The SPLC Could Just be Run by Stupid People

Frankly, though, I suspect the SPLC will welcome armed resistance by gun owners to a SWAT team. They need fresh blood to fuel their authoritarian (sometimes called "progressive") goals.

SPLC chatter predicts arrests of Spokane liberty activists

Saturday, February 21, 2015

I Don't Think it is Unintentional.

Less Economic Freedom Equals More Income Inequality

The author make some good points but I don't think the process is "unintentional" so much as natural outgrowth of reality in a controlled or managed economy.

Anyone whose livelihood depends on a business -- as an owner or employee -- has an incentive to protect that livelihood. In a country were the government has the power to make or break a business, political influence quickly becomes an essential part of survival. Those with money have greater access which gives them greater influence. It is only natural for a politician to favor his friends.

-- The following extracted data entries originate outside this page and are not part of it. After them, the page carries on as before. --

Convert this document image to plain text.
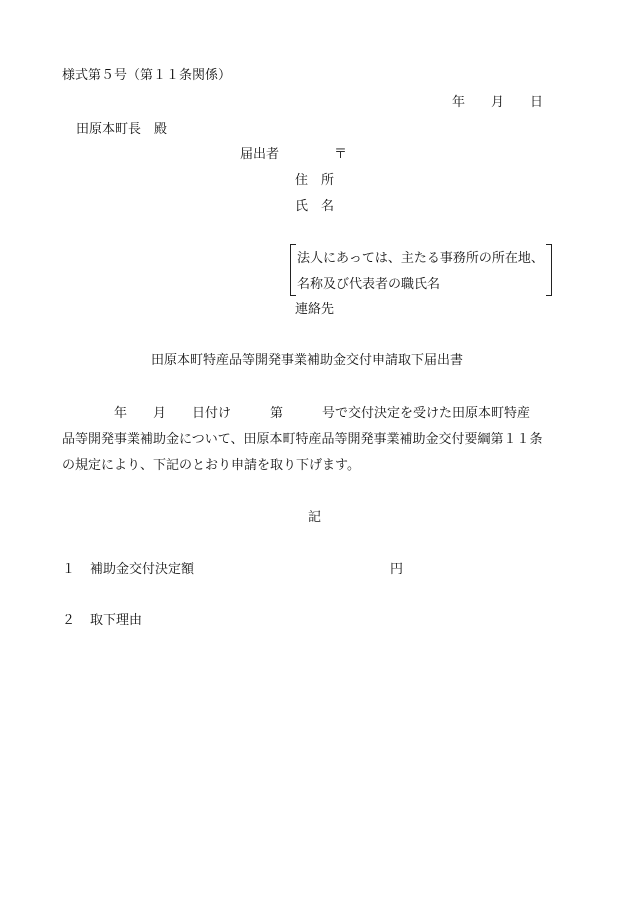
様式第５号（第１１条関係）
年　　月　　日
田原本町長　殿
届出者	〒
住　所
氏　名
法人にあっては、主たる事務所の所在地、
名称及び代表者の職氏名
連絡先
田原本町特産品等開発事業補助金交付申請取下届出書
　　　　年　　月　　日付け　　　第　　　号で交付決定を受けた田原本町特産
品等開発事業補助金について、田原本町特産品等開発事業補助金交付要綱第１１条
の規定により、下記のとおり申請を取り下げます。
記
１ 補助金交付決定額	円
２ 取下理由
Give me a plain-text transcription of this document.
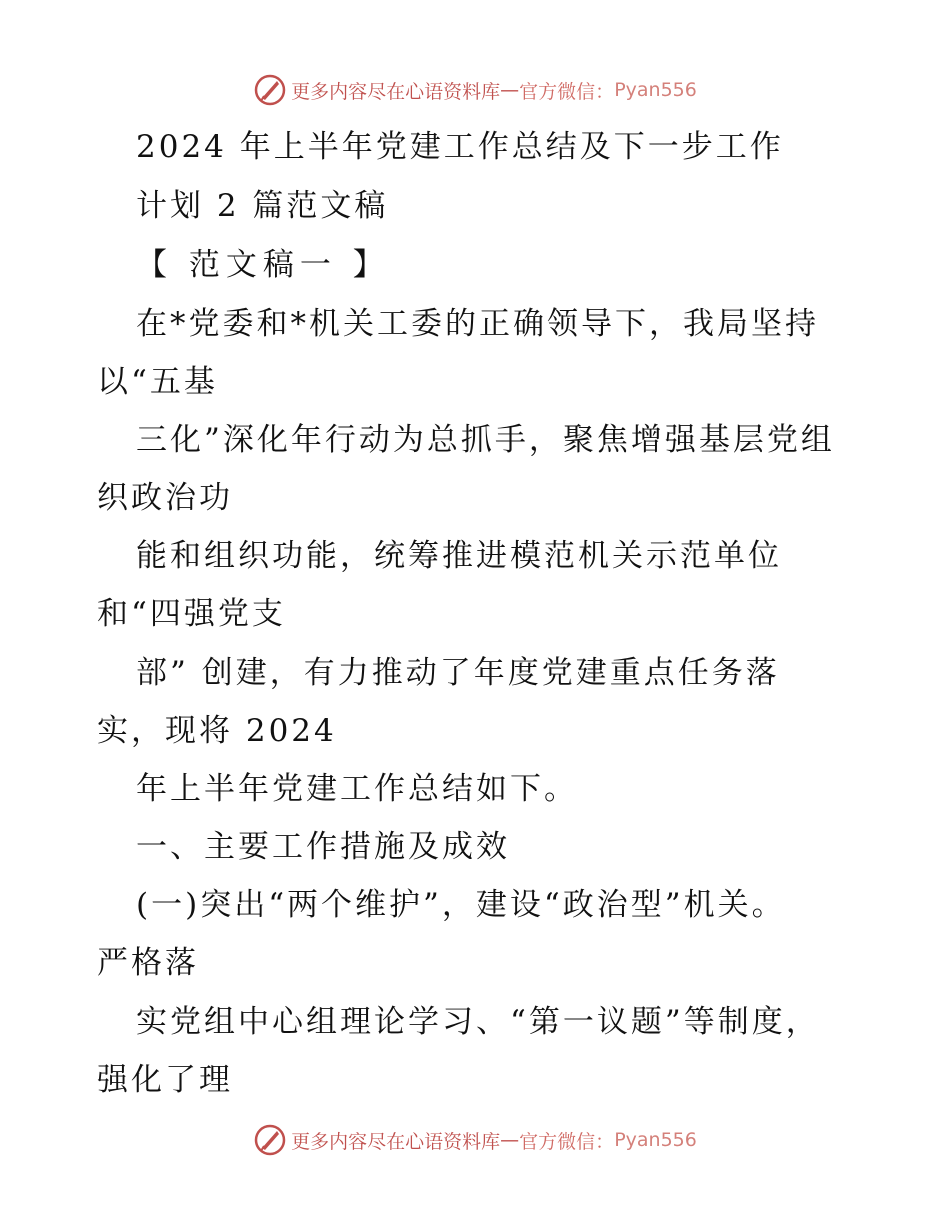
更多内容尽在心语资料库 — 官方微信： Pyan556
2024 年上半年党建工作总结及下一步工作
计划 2 篇范文稿
【 范文稿一 】
在*党委和*机关工委的正确领导下，我局坚持
以“五基
三化”深化年行动为总抓手，聚焦增强基层党组
织政治功
能和组织功能，统筹推进模范机关示范单位
和“四强党支
部” 创建，有力推动了年度党建重点任务落
实，现将 2024
年上半年党建工作总结如下。
一、主要工作措施及成效
(一)突出“两个维护”，建设“政治型”机关。
严格落
实党组中心组理论学习、“第一议题”等制度，
强化了理
更多内容尽在心语资料库 — 官方微信： Pyan556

More-and-more, modern America is looking like an textbook example of Jerry Pournelle's Iron Law of Bureaucracy. In such a world, survival, means having influence over the bureaucracy or, as someone once said, "If you are not at the table, you are on the menu."

Friday, February 13, 2015

Get Your Stinking Ape Hands off of My Computer.

As my friend Christopher David once pointed out to me, hackers may be the most important of scumfucks as mankind heads into the future. For those who don't get why that may be true, this article may help you understand. In the process you may gain insight into how all the recent talk of "digital rights management" and "net neutrality" are really an attack on general purpose computing and the open networks -- such as the Internet -- they make possible.